Os efeitos da obesidade na saúde pública

Enviada em 16/11/2021

Segundo o filósofo Platão, a qualidade de vida é tão relevante quanto o viver em si. Todavia, percebe-se que, no Brasil, essa ideia está distante de ser cumprida, pois, de forma inaceitável, a obesidade tem efeitos gritantes na saúde pública, o que afasta a sociedade de atingir o bem-estar. Dessa forma, fica claro que a negligência estatal, bem como o consumo exacerbado de alimentos ultraprocessados são alguns dos precursores da problemática.

Em vista disso, o tratamento pífio do Estado é um fator determinante para a persistência do problema. Nesse sentido, de acordo com o filósofo Schopenhauer, o homem é modelado por 3 ações: compaixão, egoísmo e maldade. Desse modo, é evidente que as desumanidades dos jogos de interesses pessoais levam o homem a agir de perversa, a exemplo do descaso com a saúde pública no país, o qual se expressa no aumento de obesos na sociedade, causando doenças como a hipertensão, diabetes e infarto, sendo um irrespeito descomunal com a comunidade e abranda o desenvolvimento coletivo. Sob essa análise, com base no artigo 6 da Constituição Federal, a qual traz a saúde como direito, é imprescindível uma alimentação mais saudável, com ajude de profissionais salutares.

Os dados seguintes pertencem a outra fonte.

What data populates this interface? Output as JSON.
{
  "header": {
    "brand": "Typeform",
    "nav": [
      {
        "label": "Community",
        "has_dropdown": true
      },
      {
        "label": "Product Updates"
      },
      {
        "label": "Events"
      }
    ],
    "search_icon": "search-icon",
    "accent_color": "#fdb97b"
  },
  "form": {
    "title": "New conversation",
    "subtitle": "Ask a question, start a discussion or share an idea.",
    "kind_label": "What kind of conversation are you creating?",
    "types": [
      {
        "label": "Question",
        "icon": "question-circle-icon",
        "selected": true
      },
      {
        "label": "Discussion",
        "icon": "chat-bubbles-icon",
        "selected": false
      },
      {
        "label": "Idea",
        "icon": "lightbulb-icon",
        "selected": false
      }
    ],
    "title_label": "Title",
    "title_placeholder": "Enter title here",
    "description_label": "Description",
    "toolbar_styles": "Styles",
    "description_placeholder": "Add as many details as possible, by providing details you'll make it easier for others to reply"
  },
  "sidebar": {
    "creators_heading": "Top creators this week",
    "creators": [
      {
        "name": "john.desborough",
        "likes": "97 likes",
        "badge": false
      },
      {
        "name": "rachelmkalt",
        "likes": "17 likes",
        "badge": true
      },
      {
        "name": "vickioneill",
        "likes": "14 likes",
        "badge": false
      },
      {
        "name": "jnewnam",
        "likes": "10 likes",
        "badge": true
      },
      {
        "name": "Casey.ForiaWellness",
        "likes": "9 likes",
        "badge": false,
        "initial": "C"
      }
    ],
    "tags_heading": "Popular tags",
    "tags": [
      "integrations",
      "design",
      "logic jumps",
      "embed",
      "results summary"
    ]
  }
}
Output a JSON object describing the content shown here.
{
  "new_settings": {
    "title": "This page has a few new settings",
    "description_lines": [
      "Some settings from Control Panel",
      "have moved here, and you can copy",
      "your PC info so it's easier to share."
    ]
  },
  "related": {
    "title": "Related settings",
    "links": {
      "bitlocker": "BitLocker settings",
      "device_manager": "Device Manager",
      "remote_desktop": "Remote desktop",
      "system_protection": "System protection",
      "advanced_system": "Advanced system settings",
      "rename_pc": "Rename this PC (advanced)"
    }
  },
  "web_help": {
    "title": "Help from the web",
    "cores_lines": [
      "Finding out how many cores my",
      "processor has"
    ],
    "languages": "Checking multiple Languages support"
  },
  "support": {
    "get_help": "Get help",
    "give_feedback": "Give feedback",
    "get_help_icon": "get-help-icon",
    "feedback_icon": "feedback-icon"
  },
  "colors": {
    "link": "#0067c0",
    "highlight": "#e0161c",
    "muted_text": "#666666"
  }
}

Ademais, o consumo exacerbado de alimentos ultraprocessados é um dos entraves para desconstruir o obstáculo. Nessa perspectiva, o conceito geográfico de curvas de nível aborda que quanto maior o espaçamento entre dois locais, menor sua declividade, facilitando o deslocamento por esse caminho.Contudo, para serem resolvidos os entraves dentro desse contexto, faz-se necessário o distanciamento de alimentos industrializados, favorecendo uma alimentação saudável. Entretanto, há uma lacuna no que tange a saúde pública no Brasil, que tem sido negligenciada a qual se manifesta de forma nociva, e causa efeitos prejudiciais, como o AVC. Com isso, o pensamento do filósofo Platão dialoga com o conceito geográfico de curvas de níveis, posto que é dever do Estado investir em ações que mitiguem a obesidade, sendo indispensável a facilitação do caminho para isso.

Logo, cabe ao Ministério da Saúde - visto que é o responsável por estabelecer ações e diretrizes salutares - promover a melhoria na salubridade pública do país, por meio de palestras educacionais sobre a alimentação sadia e as consequências da obesidade, em colégios públicos e na mídia aberta, como a televisão e o rádio, mediante o auxílio de psicólogos, nutricionistas e professores, a fim de abrandar a negligência estatal e mitigar o consumo de produtos industrializados. Outrossim, o Estado deve estimular o consumo de frutas, legumes e verduras, por intermédio de projetos, os quais forneçam descontos em mercados para consumidores que optem por esses produtos. Tais ações promoverão, certamente, uma sociedade menos obesa e que atinge o bem-estar como afirma o filósofo Platão.